Artificial neural network classification of surface reflectors and volume scatterers using sequential echoes acquired with a biomimetic audible sonar.

Abstract

This paper investigates classifying two target groups, surface reflectors (SR) and volume scatterers (VS), using echo envelope features. SR targets have convex surface patches that exhibit echo persistence over aspect angle, while VS targets are composed of random range-distributed and oriented reflectors producing echoes that become uncorrelated with small changes in aspect angle. The SR target group contains single-post (P1) and multiple-post (PM) types and the VS group contains Ficus benjamina (F) and Schefflera arboricola (S) foliage types with leaf areas that differ by a factor of 4. A biomimetic sonar emitting audible clicks acquired sequences of up to three binaural echoes from target views separated by 18°. Two artificial neural networks performing linear and nonlinear classification first differentiated SR/VS target groups and then P1/PM and F/S types.
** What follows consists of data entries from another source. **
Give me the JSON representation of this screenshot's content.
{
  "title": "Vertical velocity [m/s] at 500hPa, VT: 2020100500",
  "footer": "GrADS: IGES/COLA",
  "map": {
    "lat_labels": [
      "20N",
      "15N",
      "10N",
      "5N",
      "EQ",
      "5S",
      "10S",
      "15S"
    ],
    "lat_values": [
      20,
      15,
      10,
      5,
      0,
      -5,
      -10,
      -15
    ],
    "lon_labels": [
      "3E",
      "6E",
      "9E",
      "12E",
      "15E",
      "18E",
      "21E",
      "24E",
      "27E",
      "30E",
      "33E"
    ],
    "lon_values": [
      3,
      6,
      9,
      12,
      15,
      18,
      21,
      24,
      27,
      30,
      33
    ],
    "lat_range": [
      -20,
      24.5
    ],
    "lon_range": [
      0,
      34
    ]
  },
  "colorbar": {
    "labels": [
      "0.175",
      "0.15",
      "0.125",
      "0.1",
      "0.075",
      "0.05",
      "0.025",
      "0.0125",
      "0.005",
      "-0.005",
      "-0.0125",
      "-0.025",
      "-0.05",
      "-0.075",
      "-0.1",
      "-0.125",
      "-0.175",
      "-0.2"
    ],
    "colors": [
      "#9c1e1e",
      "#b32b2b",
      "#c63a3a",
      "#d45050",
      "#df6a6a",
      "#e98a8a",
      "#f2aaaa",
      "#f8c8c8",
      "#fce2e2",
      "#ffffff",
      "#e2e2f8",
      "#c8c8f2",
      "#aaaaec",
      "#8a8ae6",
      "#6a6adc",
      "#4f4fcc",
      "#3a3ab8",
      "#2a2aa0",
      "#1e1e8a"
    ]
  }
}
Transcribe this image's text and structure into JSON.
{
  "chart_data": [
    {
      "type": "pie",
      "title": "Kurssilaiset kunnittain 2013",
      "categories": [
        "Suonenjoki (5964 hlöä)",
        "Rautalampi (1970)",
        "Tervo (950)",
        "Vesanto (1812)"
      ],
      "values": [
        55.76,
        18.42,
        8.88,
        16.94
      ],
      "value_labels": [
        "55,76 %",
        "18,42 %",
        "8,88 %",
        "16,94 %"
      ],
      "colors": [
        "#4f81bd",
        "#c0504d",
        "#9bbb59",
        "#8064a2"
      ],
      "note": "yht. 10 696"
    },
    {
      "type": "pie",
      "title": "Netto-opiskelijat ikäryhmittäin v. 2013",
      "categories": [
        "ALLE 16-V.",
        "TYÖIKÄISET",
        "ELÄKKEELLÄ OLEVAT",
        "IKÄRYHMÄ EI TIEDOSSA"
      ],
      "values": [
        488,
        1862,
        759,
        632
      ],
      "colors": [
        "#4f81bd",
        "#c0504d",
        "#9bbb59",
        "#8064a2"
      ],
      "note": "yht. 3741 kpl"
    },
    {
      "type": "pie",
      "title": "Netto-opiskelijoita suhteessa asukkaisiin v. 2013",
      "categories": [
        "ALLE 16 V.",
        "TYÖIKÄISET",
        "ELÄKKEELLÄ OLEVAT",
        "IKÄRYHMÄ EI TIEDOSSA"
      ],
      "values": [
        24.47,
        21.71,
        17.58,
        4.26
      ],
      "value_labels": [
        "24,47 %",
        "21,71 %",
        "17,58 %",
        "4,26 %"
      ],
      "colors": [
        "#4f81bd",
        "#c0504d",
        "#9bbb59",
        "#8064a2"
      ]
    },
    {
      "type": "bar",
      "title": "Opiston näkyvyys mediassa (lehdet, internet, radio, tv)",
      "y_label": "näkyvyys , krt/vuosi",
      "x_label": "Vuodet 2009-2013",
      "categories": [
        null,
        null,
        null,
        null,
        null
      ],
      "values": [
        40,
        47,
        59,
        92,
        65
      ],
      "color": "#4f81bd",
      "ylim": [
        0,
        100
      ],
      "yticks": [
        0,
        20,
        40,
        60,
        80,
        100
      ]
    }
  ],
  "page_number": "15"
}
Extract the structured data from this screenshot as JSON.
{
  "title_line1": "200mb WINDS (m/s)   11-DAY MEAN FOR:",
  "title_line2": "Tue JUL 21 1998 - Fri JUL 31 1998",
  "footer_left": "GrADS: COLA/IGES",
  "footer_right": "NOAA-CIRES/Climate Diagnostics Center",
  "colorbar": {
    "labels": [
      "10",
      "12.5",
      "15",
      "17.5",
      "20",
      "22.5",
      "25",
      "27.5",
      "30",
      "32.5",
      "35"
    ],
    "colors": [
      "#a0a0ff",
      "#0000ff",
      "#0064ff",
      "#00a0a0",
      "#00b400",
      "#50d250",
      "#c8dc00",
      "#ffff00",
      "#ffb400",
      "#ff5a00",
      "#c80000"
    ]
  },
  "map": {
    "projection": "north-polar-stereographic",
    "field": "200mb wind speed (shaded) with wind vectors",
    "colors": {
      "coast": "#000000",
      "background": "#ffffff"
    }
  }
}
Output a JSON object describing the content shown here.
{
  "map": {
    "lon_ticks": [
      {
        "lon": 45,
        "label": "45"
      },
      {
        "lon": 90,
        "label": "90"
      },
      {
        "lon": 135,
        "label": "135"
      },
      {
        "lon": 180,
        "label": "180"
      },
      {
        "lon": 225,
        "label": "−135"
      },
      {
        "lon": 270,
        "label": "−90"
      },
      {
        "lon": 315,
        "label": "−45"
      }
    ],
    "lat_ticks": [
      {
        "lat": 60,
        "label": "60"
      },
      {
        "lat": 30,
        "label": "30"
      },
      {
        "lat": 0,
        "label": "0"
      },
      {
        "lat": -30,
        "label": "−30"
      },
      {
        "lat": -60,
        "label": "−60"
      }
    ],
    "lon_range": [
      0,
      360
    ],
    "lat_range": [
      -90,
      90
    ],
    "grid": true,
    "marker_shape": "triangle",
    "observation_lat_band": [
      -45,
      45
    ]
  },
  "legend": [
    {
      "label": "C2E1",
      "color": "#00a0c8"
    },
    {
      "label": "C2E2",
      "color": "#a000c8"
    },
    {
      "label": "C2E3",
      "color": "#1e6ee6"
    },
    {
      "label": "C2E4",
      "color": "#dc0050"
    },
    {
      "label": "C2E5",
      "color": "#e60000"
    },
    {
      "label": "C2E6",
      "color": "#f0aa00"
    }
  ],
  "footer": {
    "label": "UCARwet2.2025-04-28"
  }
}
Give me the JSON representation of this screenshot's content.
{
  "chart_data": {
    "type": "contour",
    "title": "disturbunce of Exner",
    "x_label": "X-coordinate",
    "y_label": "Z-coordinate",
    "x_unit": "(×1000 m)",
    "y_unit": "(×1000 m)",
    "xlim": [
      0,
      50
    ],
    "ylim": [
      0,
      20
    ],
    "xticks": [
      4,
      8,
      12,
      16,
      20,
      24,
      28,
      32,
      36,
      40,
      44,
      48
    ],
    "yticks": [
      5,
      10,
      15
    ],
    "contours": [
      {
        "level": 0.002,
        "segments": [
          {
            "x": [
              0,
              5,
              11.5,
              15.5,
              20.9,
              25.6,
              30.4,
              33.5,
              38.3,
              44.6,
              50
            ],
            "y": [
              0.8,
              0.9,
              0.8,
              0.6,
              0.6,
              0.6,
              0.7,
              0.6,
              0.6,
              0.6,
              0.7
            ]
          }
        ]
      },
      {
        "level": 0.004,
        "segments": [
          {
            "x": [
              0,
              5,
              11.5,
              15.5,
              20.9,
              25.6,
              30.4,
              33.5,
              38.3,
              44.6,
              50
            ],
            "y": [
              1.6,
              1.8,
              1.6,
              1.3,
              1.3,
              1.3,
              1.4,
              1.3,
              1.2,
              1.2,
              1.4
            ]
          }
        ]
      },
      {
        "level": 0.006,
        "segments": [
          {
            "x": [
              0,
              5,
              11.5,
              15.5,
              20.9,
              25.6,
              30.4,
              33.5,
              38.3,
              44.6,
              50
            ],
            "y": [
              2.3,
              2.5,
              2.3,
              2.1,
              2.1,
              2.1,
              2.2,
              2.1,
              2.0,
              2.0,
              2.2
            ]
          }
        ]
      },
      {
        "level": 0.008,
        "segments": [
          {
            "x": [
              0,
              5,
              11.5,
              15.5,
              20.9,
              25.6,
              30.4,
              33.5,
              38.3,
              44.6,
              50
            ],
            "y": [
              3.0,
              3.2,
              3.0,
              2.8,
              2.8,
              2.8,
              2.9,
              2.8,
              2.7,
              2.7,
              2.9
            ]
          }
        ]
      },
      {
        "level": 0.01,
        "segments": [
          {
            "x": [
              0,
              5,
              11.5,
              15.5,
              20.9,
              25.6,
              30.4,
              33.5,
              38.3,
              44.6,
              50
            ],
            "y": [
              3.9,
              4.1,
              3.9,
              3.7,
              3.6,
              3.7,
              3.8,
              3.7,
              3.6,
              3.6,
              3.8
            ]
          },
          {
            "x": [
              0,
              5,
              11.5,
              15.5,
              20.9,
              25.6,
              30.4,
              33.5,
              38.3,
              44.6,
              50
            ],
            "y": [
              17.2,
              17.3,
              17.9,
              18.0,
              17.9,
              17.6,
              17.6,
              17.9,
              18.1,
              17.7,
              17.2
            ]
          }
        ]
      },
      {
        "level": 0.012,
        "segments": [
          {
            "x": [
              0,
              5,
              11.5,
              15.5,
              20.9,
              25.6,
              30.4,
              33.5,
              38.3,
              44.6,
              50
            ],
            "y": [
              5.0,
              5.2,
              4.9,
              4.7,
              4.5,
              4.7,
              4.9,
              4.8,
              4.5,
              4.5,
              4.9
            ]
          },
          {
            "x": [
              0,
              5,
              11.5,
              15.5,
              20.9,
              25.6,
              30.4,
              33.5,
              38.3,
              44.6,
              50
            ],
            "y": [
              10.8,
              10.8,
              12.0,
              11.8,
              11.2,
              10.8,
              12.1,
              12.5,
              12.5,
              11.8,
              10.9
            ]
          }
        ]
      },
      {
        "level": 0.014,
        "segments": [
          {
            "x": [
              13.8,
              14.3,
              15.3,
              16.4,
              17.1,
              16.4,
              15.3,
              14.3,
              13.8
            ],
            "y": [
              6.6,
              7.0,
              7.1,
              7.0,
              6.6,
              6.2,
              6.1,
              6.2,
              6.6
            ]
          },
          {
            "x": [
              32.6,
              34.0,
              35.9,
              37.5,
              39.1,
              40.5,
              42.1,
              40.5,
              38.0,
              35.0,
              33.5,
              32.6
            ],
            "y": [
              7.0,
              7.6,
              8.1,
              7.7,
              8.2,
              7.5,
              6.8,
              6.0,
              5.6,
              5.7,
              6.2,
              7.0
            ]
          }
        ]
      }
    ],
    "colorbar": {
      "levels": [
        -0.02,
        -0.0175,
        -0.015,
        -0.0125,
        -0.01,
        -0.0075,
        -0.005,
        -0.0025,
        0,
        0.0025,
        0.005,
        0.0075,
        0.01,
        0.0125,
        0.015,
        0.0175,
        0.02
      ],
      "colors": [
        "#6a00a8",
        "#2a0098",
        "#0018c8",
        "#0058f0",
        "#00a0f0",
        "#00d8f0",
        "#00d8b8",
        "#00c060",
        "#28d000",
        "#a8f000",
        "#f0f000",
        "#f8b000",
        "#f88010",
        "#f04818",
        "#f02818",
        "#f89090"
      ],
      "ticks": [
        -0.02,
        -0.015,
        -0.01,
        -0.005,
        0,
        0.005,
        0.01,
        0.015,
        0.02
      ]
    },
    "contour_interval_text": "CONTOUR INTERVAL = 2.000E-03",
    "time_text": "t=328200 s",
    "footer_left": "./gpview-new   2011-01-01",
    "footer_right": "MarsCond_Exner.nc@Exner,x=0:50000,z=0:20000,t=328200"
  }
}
Classification performance improved with echo number, from a single monaural echo to three pairs of binaural echoes, demonstrating the benefit of sequential echoes. Linear and nonlinear classification of SR/VS targets achieved a minimum generalization error probability PEG = 0.003. Nonlinear P1/PM classification achieved PEG = 0.009 that was four times smaller than linear classification. Nonlinear F/S classification achieved PEG = 0.220, indicating that envelope features by themselves are inadequate to accurately differentiate foliage targets.